Pottsville Evening Herald - Aug 17, 1934
Pittsburgh Press - Sep 5, 1934
Cincinnati Enquirer - Jan 6, 1935
Update — A newspaper recorded an example of some of Campbell's rambling monologue:
Cigarets should never be taxed in Ohio. When I was a boy, Joe and I used to go swimming in Willow Creek together. Now he thinks cigarets should be taxed. Sometimes I believe that Joe doesn't realize how hard it is to be a truck driver in Columbus. But I am not getting any better. The radio seemed nice last night although truck driving wasn't mentioned. We will take the whole thing up when we get home, but I'm not getting any better, do you think?
The dispute began in 1935 between two toy and candy companies, both based in the town of
Santa Claus, Indiana. On one side there was Santa Claus, Inc. On the other side was Santa Claus of Santa Claus, Inc. The former alleged that the latter shouldn't have chosen such a similar name.

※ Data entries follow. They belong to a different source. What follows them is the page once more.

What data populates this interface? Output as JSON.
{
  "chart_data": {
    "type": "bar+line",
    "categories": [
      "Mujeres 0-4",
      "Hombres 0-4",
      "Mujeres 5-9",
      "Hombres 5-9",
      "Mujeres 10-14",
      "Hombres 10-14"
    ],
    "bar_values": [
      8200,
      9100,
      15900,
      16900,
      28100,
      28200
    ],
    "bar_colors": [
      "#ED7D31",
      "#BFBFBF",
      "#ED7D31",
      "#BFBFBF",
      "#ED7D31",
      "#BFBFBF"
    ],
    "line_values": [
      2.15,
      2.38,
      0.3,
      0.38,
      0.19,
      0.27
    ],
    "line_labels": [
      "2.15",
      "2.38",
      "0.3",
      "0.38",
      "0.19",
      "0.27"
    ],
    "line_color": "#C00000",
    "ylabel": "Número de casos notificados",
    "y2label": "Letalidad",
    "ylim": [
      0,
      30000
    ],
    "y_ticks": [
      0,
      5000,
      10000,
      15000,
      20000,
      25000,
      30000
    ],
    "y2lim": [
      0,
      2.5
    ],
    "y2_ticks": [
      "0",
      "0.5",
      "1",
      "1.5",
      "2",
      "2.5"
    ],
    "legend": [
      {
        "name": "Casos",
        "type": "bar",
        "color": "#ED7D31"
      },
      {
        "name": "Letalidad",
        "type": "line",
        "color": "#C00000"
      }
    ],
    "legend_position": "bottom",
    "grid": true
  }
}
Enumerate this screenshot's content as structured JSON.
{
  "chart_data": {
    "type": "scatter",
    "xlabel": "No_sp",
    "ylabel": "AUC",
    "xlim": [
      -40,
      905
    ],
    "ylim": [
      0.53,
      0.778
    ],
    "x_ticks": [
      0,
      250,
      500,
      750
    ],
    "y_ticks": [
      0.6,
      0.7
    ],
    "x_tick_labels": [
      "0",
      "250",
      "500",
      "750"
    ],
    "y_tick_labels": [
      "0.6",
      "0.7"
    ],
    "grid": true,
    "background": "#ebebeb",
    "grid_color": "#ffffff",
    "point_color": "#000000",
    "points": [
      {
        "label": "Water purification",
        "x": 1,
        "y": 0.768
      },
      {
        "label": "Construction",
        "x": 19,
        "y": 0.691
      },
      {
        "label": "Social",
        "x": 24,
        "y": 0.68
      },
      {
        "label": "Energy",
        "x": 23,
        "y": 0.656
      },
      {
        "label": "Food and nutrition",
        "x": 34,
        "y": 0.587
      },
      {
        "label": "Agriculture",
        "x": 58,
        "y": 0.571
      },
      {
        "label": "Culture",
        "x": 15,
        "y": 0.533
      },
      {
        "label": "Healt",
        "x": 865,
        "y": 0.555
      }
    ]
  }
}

In response, Santa Claus of Santa Claus, Inc. charged that its rival illegally put up a 25-foot, 20-ton Santa statue on land leased to Santa Claus of Santa Claus, Inc.
The lawsuit,
Santa Claus, Inc. v. Santa Claus of Santa Claus, Inc., eventually made its way up to the Indiana Supreme Court.
As far as I can tell, Santa Claus of Santa Claus, Inc. won the fight. But either way you look at it, Santa Claus won.
Muncie Evening Press - Dec 30, 1935
On April 9, 1932, Leon "Goose" Goslin of the St. Louis Browns stepped up to the plate with a striped "camouflage bat" during an exhibition game against the Cardinals. The bat was "designed to confuse the pitcher and fool the infield players." The Cardinals didn't object so Goslin used it.
But when he tried to use the bat again three days later during the opening game of the season against the Chicago White Sox, the umpire declared "That's not our kind, Goslin!" and forced him to use a regular bat.
The next day, William Harridge, President of the American League, ruled out any further use of the camouflage bat.